The retail sector continues its leadership position, delivering total returns of 9.2 per cent driven by capital growth of 3.0 per cent alongside income returns of 6.0 per cent. This performance contrasts sharply with late 2023 when most retail categories remained in negative territory. Sub-regional centres lead the sector at 10.9 per cent total returns with capital growth of 3.9 per cent, while regional centres recorded 10.5 per cent returns. Even super regional and major regional centres achieved 8.5 per cent, suggesting larger format retail is stabilising after adjustment. Neighbourhood centres posted 8.5 per cent total returns with capital growth of 2.7 per cent, demonstrating the strength of convenience-focused retail. The consistency of performance across all retail subcategories indicates the sector's structural recovery is broad-based rather than concentrated in specific property types.
Industrial assets recorded total returns of 8.6 per cent, with capital growth strengthening to 4.1 per cent alongside income returns of 4.3 per cent. While this represents a moderation from the sector's exceptional 2020-2022 performance, the sustained positive capital movement confirms industrial's structural advantages remain intact.

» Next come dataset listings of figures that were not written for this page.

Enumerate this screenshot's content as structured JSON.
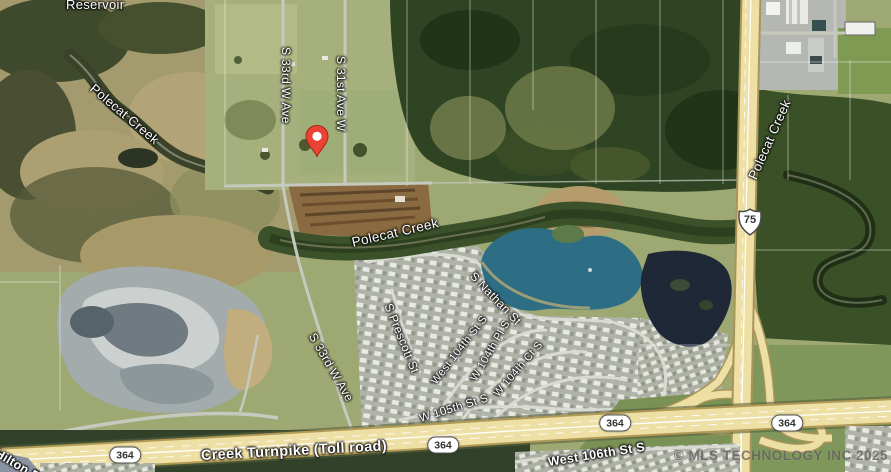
{
  "map": {
    "watermark": "© MLS TECHNOLOGY INC 2025",
    "labels": {
      "reservoir": "Reservoir",
      "polecat_creek_nw": "Polecat Creek",
      "polecat_creek_center": "Polecat Creek",
      "polecat_creek_east": "Polecat Creek",
      "s_33rd_w_ave_north": "S 33rd W Ave",
      "s_31st_ave_w": "S 31st Ave W",
      "s_33rd_w_ave_south": "S 33rd W Ave",
      "s_prescott_st": "S Prescott St",
      "s_nathan_st": "S Nathan St",
      "west_104th_st_s": "West 104th St S",
      "w_104th_pl_s": "W 104th Pl S",
      "w_104th_ct_s": "W 104th Ct S",
      "w_105th_st_s": "W 105th St S",
      "west_106th_st_s": "West 106th St S",
      "creek_turnpike": "Creek Turnpike (Toll road)",
      "hilton_rd": "Hilton Rd"
    },
    "shields": {
      "turnpike": "364",
      "us_highway": "75"
    },
    "colors": {
      "pin_red": "#EA4335",
      "label_text": "#ffffff",
      "shield_bg": "#ffffff",
      "lake": "#2e6e84",
      "highway": "#eedfa4"
    }
  }
}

Distribution facilities and warehouse assets both delivered returns above 8.4 per cent, maintaining the sector's reputation for balanced total return strategies.
Geographic variations within industrial reveal where the strongest capital growth is occurring. Queensland industrial led with total returns of 10.8 per cent and capital growth of 5.7 per cent, driven by population influx and expanding logistics requirements. New South Wales industrial recorded total returns of 9.7 per cent with capital growth of 5.6 per cent. Western Australia industrial posted exceptional returns of 10.0 per cent with capital growth of 4.2 per cent, reflecting resource sector strength and supply constraints that continue to attract east coast investors seeking compelling risk-adjusted returns.

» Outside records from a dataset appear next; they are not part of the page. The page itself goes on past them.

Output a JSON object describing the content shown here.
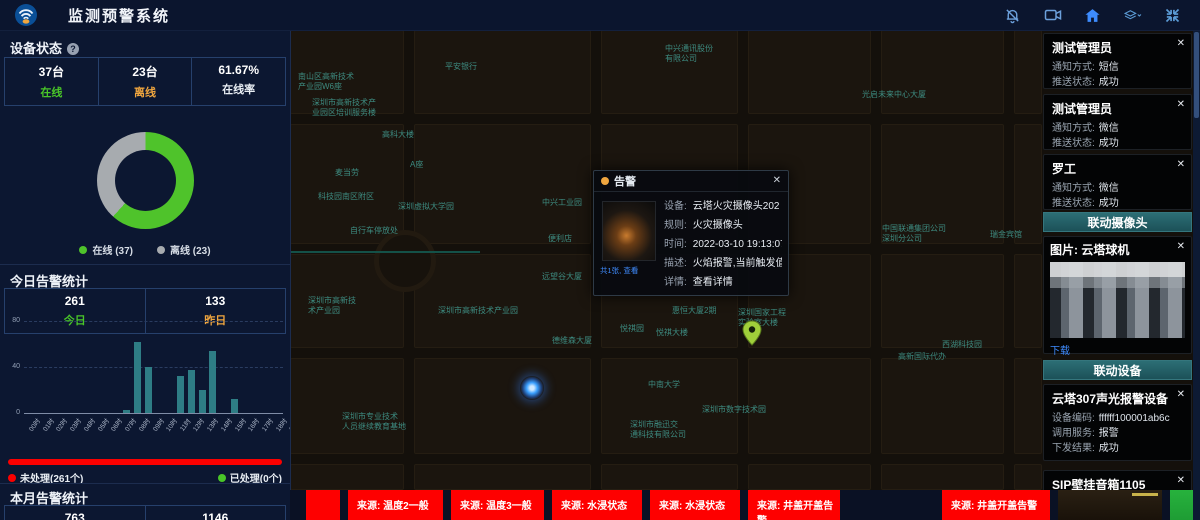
{
  "header": {
    "title": "监测预警系统",
    "icons": [
      "bell-off-icon",
      "video-camera-icon",
      "home-icon",
      "layers-icon",
      "fullscreen-icon"
    ]
  },
  "ui": {
    "close": "✕",
    "help": "?"
  },
  "device_status": {
    "title": "设备状态",
    "stats": [
      {
        "value": "37台",
        "label": "在线",
        "color": "green"
      },
      {
        "value": "23台",
        "label": "离线",
        "color": "orange"
      },
      {
        "value": "61.67%",
        "label": "在线率",
        "color": "white"
      }
    ],
    "legend": [
      {
        "label": "在线 (37)",
        "color": "#4fc32b"
      },
      {
        "label": "离线 (23)",
        "color": "#a7abaf"
      }
    ]
  },
  "today_alarms": {
    "title": "今日告警统计",
    "stats": [
      {
        "value": "261",
        "label": "今日",
        "color": "green"
      },
      {
        "value": "133",
        "label": "昨日",
        "color": "orange"
      }
    ],
    "unprocessed_label": "未处理(261个)",
    "processed_label": "已处理(0个)"
  },
  "month_alarms": {
    "title": "本月告警统计",
    "stats": [
      {
        "value": "763",
        "label": "",
        "color": "white"
      },
      {
        "value": "1146",
        "label": "",
        "color": "white"
      }
    ]
  },
  "chart_data": [
    {
      "type": "pie",
      "title": "设备状态",
      "labels": [
        "在线",
        "离线"
      ],
      "values": [
        37,
        23
      ],
      "colors": [
        "#4fc32b",
        "#a7abaf"
      ],
      "donut": true,
      "online_rate": "61.67%"
    },
    {
      "type": "bar",
      "title": "今日告警统计(按小时)",
      "categories": [
        "00时",
        "01时",
        "02时",
        "03时",
        "04时",
        "05时",
        "06时",
        "07时",
        "08时",
        "09时",
        "10时",
        "11时",
        "12时",
        "13时",
        "14时",
        "15时",
        "16时",
        "17时",
        "18时",
        "19时",
        "20时",
        "21时",
        "22时",
        "23时"
      ],
      "values": [
        0,
        0,
        0,
        0,
        0,
        0,
        0,
        0,
        0,
        3,
        62,
        40,
        0,
        0,
        32,
        37,
        20,
        54,
        0,
        12,
        0,
        0,
        0,
        0
      ],
      "ylim": [
        0,
        80
      ],
      "yticks": [
        0,
        40,
        80
      ],
      "bar_color": "#2e7d85",
      "grid": true
    }
  ],
  "map": {
    "labels": [
      {
        "text": "中兴通讯股份\n有限公司",
        "x": 375,
        "y": 14
      },
      {
        "text": "平安银行",
        "x": 155,
        "y": 32
      },
      {
        "text": "南山区高新技术\n产业园W6座",
        "x": 8,
        "y": 42
      },
      {
        "text": "深圳市高新技术产\n业园区培训服务楼",
        "x": 22,
        "y": 68
      },
      {
        "text": "光启未来中心大厦",
        "x": 572,
        "y": 60
      },
      {
        "text": "高科大楼",
        "x": 92,
        "y": 100
      },
      {
        "text": "麦当劳",
        "x": 45,
        "y": 138
      },
      {
        "text": "A座",
        "x": 120,
        "y": 130
      },
      {
        "text": "科技园南区附区",
        "x": 28,
        "y": 162
      },
      {
        "text": "深圳虚拟大学园",
        "x": 108,
        "y": 172
      },
      {
        "text": "中兴工业园",
        "x": 252,
        "y": 168
      },
      {
        "text": "中国联通集团公司\n深圳分公司",
        "x": 592,
        "y": 194
      },
      {
        "text": "瑞金宾馆",
        "x": 700,
        "y": 200
      },
      {
        "text": "自行车停放处",
        "x": 60,
        "y": 196
      },
      {
        "text": "便利店",
        "x": 258,
        "y": 204
      },
      {
        "text": "远望谷大厦",
        "x": 252,
        "y": 242
      },
      {
        "text": "深圳市高新技\n术产业园",
        "x": 18,
        "y": 266
      },
      {
        "text": "深圳市高新技术产业园",
        "x": 148,
        "y": 276
      },
      {
        "text": "惠恒大厦2期",
        "x": 382,
        "y": 276
      },
      {
        "text": "悦祺园",
        "x": 330,
        "y": 294
      },
      {
        "text": "悦祺大楼",
        "x": 366,
        "y": 298
      },
      {
        "text": "深圳国家工程\n实验室大楼",
        "x": 448,
        "y": 278
      },
      {
        "text": "西湖科技园",
        "x": 652,
        "y": 310
      },
      {
        "text": "德维森大厦",
        "x": 262,
        "y": 306
      },
      {
        "text": "高新国际代办",
        "x": 608,
        "y": 322
      },
      {
        "text": "中南大学",
        "x": 358,
        "y": 350
      },
      {
        "text": "深圳市数字技术园",
        "x": 412,
        "y": 375
      },
      {
        "text": "深圳市融迅交\n通科技有限公司",
        "x": 340,
        "y": 390
      },
      {
        "text": "深圳市专业技术\n人员继续教育基地",
        "x": 52,
        "y": 382
      }
    ]
  },
  "popup": {
    "title": "告警",
    "thumb_caption": "共1张, 查看",
    "rows": [
      {
        "label": "设备:",
        "value": "云塔火灾摄像头202"
      },
      {
        "label": "规则:",
        "value": "火灾摄像头"
      },
      {
        "label": "时间:",
        "value": "2022-03-10 19:13:07"
      },
      {
        "label": "描述:",
        "value": "火焰报警,当前触发值为..."
      },
      {
        "label": "详情:",
        "value": "查看详情",
        "link": true
      }
    ]
  },
  "notifications": {
    "method_label": "通知方式:",
    "status_label": "推送状态:",
    "cards": [
      {
        "name": "测试管理员",
        "method": "短信",
        "status": "成功"
      },
      {
        "name": "测试管理员",
        "method": "微信",
        "status": "成功"
      },
      {
        "name": "罗工",
        "method": "微信",
        "status": "成功"
      }
    ]
  },
  "linked_camera": {
    "header": "联动摄像头",
    "card_title": "图片: 云塔球机",
    "download_label": "下载"
  },
  "linked_devices": {
    "header": "联动设备",
    "cards": [
      {
        "name": "云塔307声光报警设备",
        "rows": [
          {
            "label": "设备编码:",
            "value": "ffffff100001ab6c"
          },
          {
            "label": "调用服务:",
            "value": "报警"
          },
          {
            "label": "下发结果:",
            "value": "成功",
            "ok": true
          }
        ]
      },
      {
        "name": "SIP壁挂音箱1105",
        "rows": [
          {
            "label": "设备编码:",
            "value": "1105"
          }
        ]
      }
    ]
  },
  "ticker": {
    "items": [
      {
        "type": "red",
        "text": "",
        "width": 34
      },
      {
        "type": "red",
        "text": "来源: 温度2一般",
        "width": 95
      },
      {
        "type": "red",
        "text": "来源: 温度3一般",
        "width": 93
      },
      {
        "type": "red",
        "text": "来源: 水浸状态",
        "width": 90
      },
      {
        "type": "red",
        "text": "来源: 水浸状态",
        "width": 90
      },
      {
        "type": "red",
        "text": "来源: 井盖开盖告警",
        "width": 92
      },
      {
        "type": "gap",
        "width": 86
      },
      {
        "type": "red",
        "text": "来源: 井盖开盖告警",
        "width": 108
      },
      {
        "type": "thumb_dark",
        "width": 104
      },
      {
        "type": "thumb_green",
        "width": 58
      }
    ]
  }
}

Office markets remain under pressure from structural challenges, though notable regional variations reveal how fundamentals are driving dramatically different outcomes. Total returns reached 5.9 per cent, supported by steady income returns of 5.5 per cent, but capital growth remained subdued at just 0.4 per cent nationally. Brisbane CBD office delivered the strongest performance with total returns of 10.6 per cent, driven by capital growth of 4.4 per cent. The combination of vacancy below 11 per cent, pre-committed Olympic infrastructure activity, and limited new supply continues to support valuations in the Queensland capital. Sydney CBD recorded respectable total returns of 7.7 per cent with capital growth returning to positive territory at 2.4 per cent, suggesting premium assets in supply-constrained markets are finding value support.
Melbourne CBD office remains the notable underperformer with total returns of just 3.8 per cent and capital growth declining by 1.6 per cent. The combination of elevated vacancy rates of 19 per cent, significant new supply in the pipeline, and persistent hybrid work adoption continues to pressure valuations. Melbourne represents the clearest example of how vacancy and oversupply dynamics directly impact capital values. Perth CBD continues its steady recovery with total returns of 2.9 per cent, though capital values declined 2.3 per cent. The city's construction activity is likely to now stall and gradual improvement in leasing fundamentals position it well for future capital appreciation as the cycle matures.
Western Australia's performance across asset classes reveals the impact of relative affordability and economic confidence on commercial property. WA retail delivered total returns of 10.2 per cent with capital growth of 3.2 per cent, matching NSW's performance despite lower absolute pricing. This reflects growing investor recognition that WA markets offer compelling risk-adjusted returns. The state's combination of resource sector strength, controlled supply pipelines, and improving population growth creates conditions that support both rental and capital appreciation.
Premium CBD office has narrowed capital decline to just 0.4 per cent with total returns of 6.0 per cent, suggesting these assets are approaching value stabilisation. Premium Sydney CBD office achieved 8.8 per cent total returns with capital growth of 3.7 per cent, while Premium Brisbane CBD office posted 10.6 per cent returns with 4.4 per cent capital growth. Grade A CBD office recorded 5.9 per cent total returns with capital growth of just 0.3 per cent, indicating the quality gap matters significantly in current market conditions.
The return to positive capital growth validates strategic positioning many investors adopted during the downturn. Those who acquired quality assets at expanded cap rates are now seeing both strong income yields and emerging capital growth, delivering the total return equation that makes commercial property compelling. However, capital growth isn't returning uniformly across all assets. The data clearly demonstrates quality and positioning matter more than ever, with premium assets in strong sectors achieving meaningful capital appreciation while secondary assets in challenged sectors continue facing value pressure.
The December 2025 data represents more than incremental improvement, it marks the transition from yield adjustment to capital growth. However, upward inflationary pressures on interest rates seen in 2026 may put a dampener on urgency in the marketplace. Despite this, capitalisation rates are likely to remain in their holding pattern, suggesting the return of capital growth reflects genuine improvement in asset fundamentals rather than yield compression alone. For investors seeking to position portfolios for the next growth phase, understanding which specific markets and property types are leading capital growth will be critical to generating superior returns.